I’d gone to the post office just five miles from where I live. On the way, I was tuned into a great podcast on my ipad. I parked, took my keys out of the ignition, and continued listening. I was so distracted that I forgot to put the lanyard around my neck (don’t judge). When I came to a good place to pause, I grabbed my purse, locked the door, and got out of the car, shutting the door behind me.
“No no no no no!” Yes. Every door locked up tight as a drum, my bright red lanyard and attached keys sitting there on the passenger’s seat.
I went into the Post Office, mailed my letters, then went back to my car and called Triple A. (I get extra points here for having my phone with me AND my Triple A card—mark it down.)
“We’d be happy to help you with that ma’am. It looks like the estimated arrival time on that will be . . .”
About an hour and a half. Good grief. Ugh! What in the world would I do while I waited?
Then I saw the Terminex guy at his truck.
“Hey! You don’t have a slim jim in there do you?”
“As a matter of fact I do,” he told me, reaching back in to grab it. “I got it because my wife locks her keys in the car a lot.” (Smarty pants.)

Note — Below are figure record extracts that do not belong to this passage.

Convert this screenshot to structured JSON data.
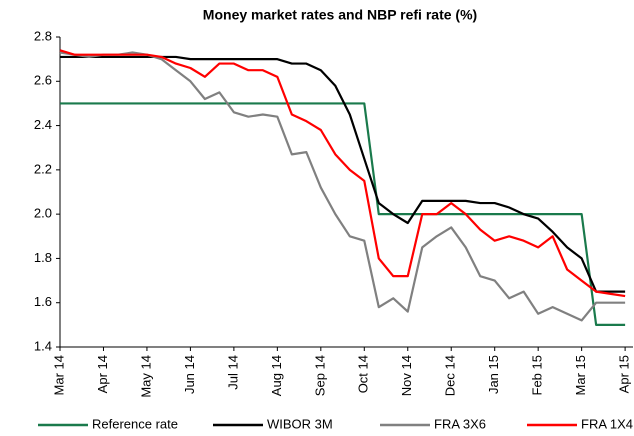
{
  "chart_data": {
    "type": "line",
    "title": "Money market rates and NBP refi rate (%)",
    "categories": [
      "Mar 14",
      null,
      null,
      "Apr 14",
      null,
      null,
      "May 14",
      null,
      null,
      "Jun 14",
      null,
      null,
      "Jul 14",
      null,
      null,
      "Aug 14",
      null,
      null,
      "Sep 14",
      null,
      null,
      "Oct 14",
      null,
      null,
      "Nov 14",
      null,
      null,
      "Dec 14",
      null,
      null,
      "Jan 15",
      null,
      null,
      "Feb 15",
      null,
      null,
      "Mar 15",
      null,
      null,
      "Apr 15"
    ],
    "series": [
      {
        "name": "Reference rate",
        "color": "#1a7a4c",
        "values": [
          2.5,
          2.5,
          2.5,
          2.5,
          2.5,
          2.5,
          2.5,
          2.5,
          2.5,
          2.5,
          2.5,
          2.5,
          2.5,
          2.5,
          2.5,
          2.5,
          2.5,
          2.5,
          2.5,
          2.5,
          2.5,
          2.5,
          2.0,
          2.0,
          2.0,
          2.0,
          2.0,
          2.0,
          2.0,
          2.0,
          2.0,
          2.0,
          2.0,
          2.0,
          2.0,
          2.0,
          2.0,
          1.5,
          1.5,
          1.5
        ]
      },
      {
        "name": "WIBOR 3M",
        "color": "#000000",
        "values": [
          2.71,
          2.71,
          2.71,
          2.71,
          2.71,
          2.71,
          2.71,
          2.71,
          2.71,
          2.7,
          2.7,
          2.7,
          2.7,
          2.7,
          2.7,
          2.7,
          2.68,
          2.68,
          2.65,
          2.58,
          2.45,
          2.25,
          2.05,
          2.0,
          1.96,
          2.06,
          2.06,
          2.06,
          2.06,
          2.05,
          2.05,
          2.03,
          2.0,
          1.98,
          1.92,
          1.85,
          1.8,
          1.65,
          1.65,
          1.65
        ]
      },
      {
        "name": "FRA 3X6",
        "color": "#808080",
        "values": [
          2.73,
          2.72,
          2.71,
          2.72,
          2.72,
          2.73,
          2.72,
          2.7,
          2.65,
          2.6,
          2.52,
          2.55,
          2.46,
          2.44,
          2.45,
          2.44,
          2.27,
          2.28,
          2.12,
          2.0,
          1.9,
          1.88,
          1.58,
          1.62,
          1.56,
          1.85,
          1.9,
          1.94,
          1.85,
          1.72,
          1.7,
          1.62,
          1.65,
          1.55,
          1.58,
          1.55,
          1.52,
          1.6,
          1.6,
          1.6
        ]
      },
      {
        "name": "FRA 1X4",
        "color": "#ff0000",
        "values": [
          2.74,
          2.72,
          2.72,
          2.72,
          2.72,
          2.72,
          2.72,
          2.71,
          2.68,
          2.66,
          2.62,
          2.68,
          2.68,
          2.65,
          2.65,
          2.62,
          2.45,
          2.42,
          2.38,
          2.27,
          2.2,
          2.15,
          1.8,
          1.72,
          1.72,
          2.0,
          2.0,
          2.05,
          2.0,
          1.93,
          1.88,
          1.9,
          1.88,
          1.85,
          1.9,
          1.75,
          1.7,
          1.65,
          1.64,
          1.63
        ]
      }
    ],
    "ylim": [
      1.4,
      2.8
    ],
    "yticks": [
      1.4,
      1.6,
      1.8,
      {
        "value": 2,
        "label": "2.0"
      },
      2.2,
      2.4,
      2.6,
      2.8
    ],
    "grid": false,
    "legend": "bottom"
  }
}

Anyway, this fella was kind enough to break into my car for me. It took him twenty minutes and after five I started telling him not to worry about it that I’d just wait for Triple A.
“I’m not in any hurry. All done for the day. Plus it’s a puzzle for me now,” he said. “Can’t let it beat me!”
As he worked we joked a bit about his future as a car thief and my proficiency for locking my keys in vehicles. We chatted about the weather, the weekend, and other mundane topics. When he popped the lock, I cheered, he grinned, and that was that. I offered him $20 for his time, but he wouldn’t take it.
“Just let me do something nice for somebody, how about it?”
I protested, he refused. I thanked him, and we parted ways—him to go home to family, me to call Triple A and cancel my request. End of story.
He didn’t ask me who got my vote last November; I didn’t ask him who he supported. Maybe we voted for the same person; maybe we didn’t. But in those moments, the United States of America was truly great and the two of us were absolutely stronger together.
How very good and pleasant it is when kindred live together in unity!